Since this is going to cost $2 trillion or more, I think the American people have a right to know what the true risk really was.

Without mitigation, the task force says the high end of deaths could be 2.2 million.

Even with mitigation, the President team reports anywhere from 80,000 to 160,000 deaths from the virus in the U.S. is possible. Dr. Birx further emphasized this point on March 30 on NBC, stating, “We’ve looked at the Italy data with their self-isolation, and that’s where we come up with if we do things together well, almost perfectly, we could get in the range of 100,000 to 200,000 fatalities. We don’t even want to see that.”

But are we sure? A randomized study would test the assumptions being made by public officials today and the models advising those decisions, and we’d be able to go back and say if these actions are overkill, or if they potentially really are saving perhaps 2 million lives here, more than we’ve lost in every war we ever fought put together.

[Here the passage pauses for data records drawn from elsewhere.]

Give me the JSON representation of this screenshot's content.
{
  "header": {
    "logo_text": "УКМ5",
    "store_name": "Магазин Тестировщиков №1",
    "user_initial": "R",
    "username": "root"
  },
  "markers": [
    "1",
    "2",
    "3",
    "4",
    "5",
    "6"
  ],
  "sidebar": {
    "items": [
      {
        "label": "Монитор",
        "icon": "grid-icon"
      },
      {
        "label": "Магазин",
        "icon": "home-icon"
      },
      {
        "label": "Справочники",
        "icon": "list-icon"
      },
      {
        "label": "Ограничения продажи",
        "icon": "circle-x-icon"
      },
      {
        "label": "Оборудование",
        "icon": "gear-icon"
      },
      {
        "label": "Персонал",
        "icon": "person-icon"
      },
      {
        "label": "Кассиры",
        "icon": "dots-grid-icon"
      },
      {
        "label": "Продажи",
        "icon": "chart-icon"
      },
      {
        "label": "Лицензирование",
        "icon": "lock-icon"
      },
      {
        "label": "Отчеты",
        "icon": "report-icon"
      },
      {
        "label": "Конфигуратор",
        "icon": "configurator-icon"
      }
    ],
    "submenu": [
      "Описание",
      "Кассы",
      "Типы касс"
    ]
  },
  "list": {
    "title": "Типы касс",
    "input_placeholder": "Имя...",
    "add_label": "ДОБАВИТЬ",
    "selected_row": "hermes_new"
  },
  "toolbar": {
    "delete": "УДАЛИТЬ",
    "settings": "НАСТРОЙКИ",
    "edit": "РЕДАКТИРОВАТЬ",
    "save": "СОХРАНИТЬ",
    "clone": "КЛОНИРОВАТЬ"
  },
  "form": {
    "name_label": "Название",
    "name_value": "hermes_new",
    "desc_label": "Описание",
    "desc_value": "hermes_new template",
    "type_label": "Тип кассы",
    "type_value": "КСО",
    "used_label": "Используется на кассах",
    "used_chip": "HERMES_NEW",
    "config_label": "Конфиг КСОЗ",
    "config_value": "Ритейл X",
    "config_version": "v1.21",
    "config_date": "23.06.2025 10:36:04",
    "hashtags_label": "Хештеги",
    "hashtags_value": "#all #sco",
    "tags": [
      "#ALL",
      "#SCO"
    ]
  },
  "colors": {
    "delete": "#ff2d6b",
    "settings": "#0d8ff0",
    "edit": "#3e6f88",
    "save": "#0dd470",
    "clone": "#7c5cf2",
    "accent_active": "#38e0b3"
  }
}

So, even if one believes efforts being undertaken are too costly, and that the threat of the virus has been overstated, that would still make the case for this sort of testing to be done. If so, then the test will prove it. Or if one thinks that these types of measures are necessary to save lives now and in the future, that would also make the case for that type of testing as soon as possible to validate the approach that’s been taken.

Either way, it’s a way of checking everyone’s work and being able to make adjustments going forward. We’d all like to see the country reopen as soon as possible, but that might not happen until the President and state governors have data they can lean on that says it’s safe to do so.

Robert Romano is the Vice President of Public Policy at Americans for Limited Government.